The hepatic tumours found in these patients generally tend to have a more benign course, with normal α‐fetoprotein levels and spontaneous tumour regression on cessation of steroids. Socas et al6 reported two cases of androgen‐induced hepatocellular adenomas detected on ultrasound studies, both of which showed tumour regression on withdrawal of steroids.

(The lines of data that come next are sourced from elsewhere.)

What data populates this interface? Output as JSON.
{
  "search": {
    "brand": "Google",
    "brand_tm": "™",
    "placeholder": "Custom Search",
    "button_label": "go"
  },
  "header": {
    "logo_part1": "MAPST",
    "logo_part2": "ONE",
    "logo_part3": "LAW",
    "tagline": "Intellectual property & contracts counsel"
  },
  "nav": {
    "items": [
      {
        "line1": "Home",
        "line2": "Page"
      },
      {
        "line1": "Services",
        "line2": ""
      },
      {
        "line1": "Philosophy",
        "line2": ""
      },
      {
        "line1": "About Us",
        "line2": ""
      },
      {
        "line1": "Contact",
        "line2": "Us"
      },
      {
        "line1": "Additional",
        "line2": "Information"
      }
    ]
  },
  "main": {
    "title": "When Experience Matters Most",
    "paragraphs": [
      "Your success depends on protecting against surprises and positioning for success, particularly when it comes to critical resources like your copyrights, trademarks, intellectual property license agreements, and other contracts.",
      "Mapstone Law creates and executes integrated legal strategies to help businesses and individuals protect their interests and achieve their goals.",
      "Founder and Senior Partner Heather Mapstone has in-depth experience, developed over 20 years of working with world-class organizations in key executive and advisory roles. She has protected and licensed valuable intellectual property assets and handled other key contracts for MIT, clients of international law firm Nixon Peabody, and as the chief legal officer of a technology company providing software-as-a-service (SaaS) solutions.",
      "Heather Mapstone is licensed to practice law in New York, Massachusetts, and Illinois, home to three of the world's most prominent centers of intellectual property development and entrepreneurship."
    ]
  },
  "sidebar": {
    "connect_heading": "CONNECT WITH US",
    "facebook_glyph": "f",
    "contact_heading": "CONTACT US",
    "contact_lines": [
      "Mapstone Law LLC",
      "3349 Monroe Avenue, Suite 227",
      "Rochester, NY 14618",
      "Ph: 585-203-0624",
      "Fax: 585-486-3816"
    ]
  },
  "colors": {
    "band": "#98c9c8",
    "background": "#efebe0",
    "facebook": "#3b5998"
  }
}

Spontaneous bleeding from rupture of hepatic tumours can be catastrophic without surgical intervention.7 Bagia et al8 reported a case of spontaneous haemorrhage of hepatic adenomas in a bodybuilder in whom the tumours did not regress despite abstinence from steroids for 18 months. A high index of suspicion with a low threshold for a CT is paramount for an early diagnosis. Selective embolisation of the hepatic artery in the acute stage is an effective strategy in the control of haemorrhage. Hepatic adenomas are seldom associated with mortality on their own, with one death reported because of rupture of a hepatic tumour.9 Treatment should also include cessation of any steroids because tumours may regress, although this may not be applicable in all patients. Our patient's presumed ruptured adenoma was aggravated by his anticoagulation therapy for familial thrombophilia.
The present case highlights one of the problems of AAS misuse and its associated life‐threatening complication. In the current world scenario of increasing competitiveness and demands to perform, the trend of AAS use is likely to increase. A recent survey by a drug charity DrugScope, in the UK, found that anabolic steroids were moving into the mainstream drugs market (DrugScope, press release, 13 September 2006). Patients with the physique of bodybuilders and a history of steroid use presenting with an acute abdomen might have underlying hepatic involvement. If a patient presents in a shocked state, a ruptured hepatic adenoma should be considered. Asymptomatic individuals with a history of AAS use could also be considered for screening for hepatic adenomas.
Individuals considering the use of AAS need to be warned of the long‐term risk of the development of hepatic adenomas.
AAS - anabolic androgenic steroids
Competing interests: None declared.
Informed consent was obtained for publication of the person's details in this report.